My fifth link is via the place, Penzance, which is one of the places the Winns went to on their walk. Penzance is the setting of W J Burley’s crime fiction novel, Wycliffe and the Cycle of Death. Wycliffe is mystified by the murder of Matthew Glynn, a respectable bookseller who was found bludgeoned and strangled and there are plenty of suspects, including his brothers and sister and their grown-up children.
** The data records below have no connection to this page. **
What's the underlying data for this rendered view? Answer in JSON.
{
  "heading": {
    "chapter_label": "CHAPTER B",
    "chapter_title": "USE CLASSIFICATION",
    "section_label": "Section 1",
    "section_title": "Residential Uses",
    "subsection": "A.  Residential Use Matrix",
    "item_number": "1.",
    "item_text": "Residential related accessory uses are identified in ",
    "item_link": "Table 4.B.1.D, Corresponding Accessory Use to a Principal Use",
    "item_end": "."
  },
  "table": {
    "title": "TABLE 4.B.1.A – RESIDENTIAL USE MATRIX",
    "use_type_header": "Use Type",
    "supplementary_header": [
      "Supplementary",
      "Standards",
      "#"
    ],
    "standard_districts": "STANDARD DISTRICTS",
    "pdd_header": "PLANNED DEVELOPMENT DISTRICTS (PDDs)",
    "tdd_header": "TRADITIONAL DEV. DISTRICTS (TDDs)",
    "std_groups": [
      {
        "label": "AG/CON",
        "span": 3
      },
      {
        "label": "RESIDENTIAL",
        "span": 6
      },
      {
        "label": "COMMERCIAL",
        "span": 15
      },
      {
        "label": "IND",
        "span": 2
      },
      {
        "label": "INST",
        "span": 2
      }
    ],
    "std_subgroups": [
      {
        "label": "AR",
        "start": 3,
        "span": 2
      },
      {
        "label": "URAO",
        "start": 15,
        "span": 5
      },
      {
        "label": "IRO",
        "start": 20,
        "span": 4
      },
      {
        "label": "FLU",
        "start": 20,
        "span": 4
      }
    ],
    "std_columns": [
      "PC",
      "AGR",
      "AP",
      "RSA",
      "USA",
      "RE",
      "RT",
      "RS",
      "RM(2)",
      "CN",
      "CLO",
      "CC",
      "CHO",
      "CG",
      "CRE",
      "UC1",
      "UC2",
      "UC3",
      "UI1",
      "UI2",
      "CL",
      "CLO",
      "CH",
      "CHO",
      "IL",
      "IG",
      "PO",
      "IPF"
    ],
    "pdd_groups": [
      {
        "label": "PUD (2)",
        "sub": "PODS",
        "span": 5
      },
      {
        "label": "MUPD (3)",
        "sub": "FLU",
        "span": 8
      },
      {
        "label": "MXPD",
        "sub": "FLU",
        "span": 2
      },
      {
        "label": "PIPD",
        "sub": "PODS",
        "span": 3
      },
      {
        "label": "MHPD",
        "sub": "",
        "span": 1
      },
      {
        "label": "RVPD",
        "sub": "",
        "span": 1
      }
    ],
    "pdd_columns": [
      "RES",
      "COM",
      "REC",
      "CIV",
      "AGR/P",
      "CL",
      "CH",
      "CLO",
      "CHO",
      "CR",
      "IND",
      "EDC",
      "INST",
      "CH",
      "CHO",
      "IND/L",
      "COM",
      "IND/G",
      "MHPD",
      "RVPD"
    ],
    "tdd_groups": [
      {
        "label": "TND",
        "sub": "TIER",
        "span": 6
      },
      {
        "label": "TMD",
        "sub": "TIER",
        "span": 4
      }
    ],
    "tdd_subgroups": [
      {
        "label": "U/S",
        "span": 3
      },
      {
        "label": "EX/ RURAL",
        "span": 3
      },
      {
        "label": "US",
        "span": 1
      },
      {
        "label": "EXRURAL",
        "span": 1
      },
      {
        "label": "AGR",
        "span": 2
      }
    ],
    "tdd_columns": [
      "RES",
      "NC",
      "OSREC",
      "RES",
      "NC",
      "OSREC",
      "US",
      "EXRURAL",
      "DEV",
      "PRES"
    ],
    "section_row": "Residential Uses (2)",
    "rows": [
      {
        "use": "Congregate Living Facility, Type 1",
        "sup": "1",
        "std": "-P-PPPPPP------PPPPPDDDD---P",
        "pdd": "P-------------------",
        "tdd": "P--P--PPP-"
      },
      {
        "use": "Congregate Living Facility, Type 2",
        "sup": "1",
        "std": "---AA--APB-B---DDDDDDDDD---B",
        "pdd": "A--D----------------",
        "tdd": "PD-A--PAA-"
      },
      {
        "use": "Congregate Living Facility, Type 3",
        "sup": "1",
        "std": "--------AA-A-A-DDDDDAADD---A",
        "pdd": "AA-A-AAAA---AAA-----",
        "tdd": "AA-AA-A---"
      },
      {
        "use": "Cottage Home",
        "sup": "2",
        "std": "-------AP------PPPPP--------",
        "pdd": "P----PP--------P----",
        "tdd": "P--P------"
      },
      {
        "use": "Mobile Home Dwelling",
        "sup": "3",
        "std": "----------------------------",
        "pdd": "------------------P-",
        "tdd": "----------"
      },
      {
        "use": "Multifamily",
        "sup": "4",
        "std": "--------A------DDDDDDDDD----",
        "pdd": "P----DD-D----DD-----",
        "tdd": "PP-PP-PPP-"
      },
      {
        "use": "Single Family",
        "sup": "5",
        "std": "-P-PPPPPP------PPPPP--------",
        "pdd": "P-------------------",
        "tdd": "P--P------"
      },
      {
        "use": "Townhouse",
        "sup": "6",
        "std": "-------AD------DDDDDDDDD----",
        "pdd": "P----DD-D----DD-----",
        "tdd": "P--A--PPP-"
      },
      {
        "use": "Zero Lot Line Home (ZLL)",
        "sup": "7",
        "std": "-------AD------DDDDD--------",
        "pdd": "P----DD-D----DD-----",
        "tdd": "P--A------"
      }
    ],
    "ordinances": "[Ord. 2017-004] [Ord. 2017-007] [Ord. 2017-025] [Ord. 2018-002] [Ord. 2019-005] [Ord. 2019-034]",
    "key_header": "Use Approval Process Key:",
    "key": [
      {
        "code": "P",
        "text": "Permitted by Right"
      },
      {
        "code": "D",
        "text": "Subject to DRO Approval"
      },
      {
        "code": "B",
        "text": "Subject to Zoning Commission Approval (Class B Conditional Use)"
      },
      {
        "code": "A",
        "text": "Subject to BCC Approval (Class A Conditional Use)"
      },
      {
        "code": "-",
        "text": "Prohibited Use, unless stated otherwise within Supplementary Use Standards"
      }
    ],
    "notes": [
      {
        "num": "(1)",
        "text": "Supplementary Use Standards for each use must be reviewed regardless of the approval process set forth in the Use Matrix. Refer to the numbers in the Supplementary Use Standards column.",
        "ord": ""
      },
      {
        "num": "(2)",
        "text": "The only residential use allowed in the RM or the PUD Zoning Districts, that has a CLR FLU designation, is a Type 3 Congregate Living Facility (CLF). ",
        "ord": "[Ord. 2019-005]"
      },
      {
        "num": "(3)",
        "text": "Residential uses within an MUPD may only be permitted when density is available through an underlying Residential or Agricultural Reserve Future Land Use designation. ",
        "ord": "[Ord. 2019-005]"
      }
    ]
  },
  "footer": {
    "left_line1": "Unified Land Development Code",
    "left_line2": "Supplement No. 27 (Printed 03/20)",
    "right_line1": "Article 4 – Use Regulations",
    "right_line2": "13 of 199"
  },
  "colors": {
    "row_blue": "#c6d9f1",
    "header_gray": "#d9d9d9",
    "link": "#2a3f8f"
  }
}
My sixth link: is to another bookseller, Marc Amos, a rare book dealer who owns a secondhand bookshop in Martin Edwards’ Lake District murder mysteries, featuring DCI Hannah Scarlet, in charge of the Cumbria’s Cold Case Team. Amos is her partner and in The Serpent Pool George Saffell, one of Marc’s customers, is stabbed and then burnt to death amidst his collection of rare and valuable books.
My chain started in New York and travelled via Moscow, and in various periods of time and places in England, ending up in the English Lake District. It links together historical fiction, nonfiction and crime fiction.
Next month (February 5, 2022), we’ll start with a book that topped Best of 2021 lists, No One Is Talking About This by Patricia Lockwood.
Let’s hope this new year will be a happy and healthy one and for those of us who love reading, may we all enjoy lots of good books!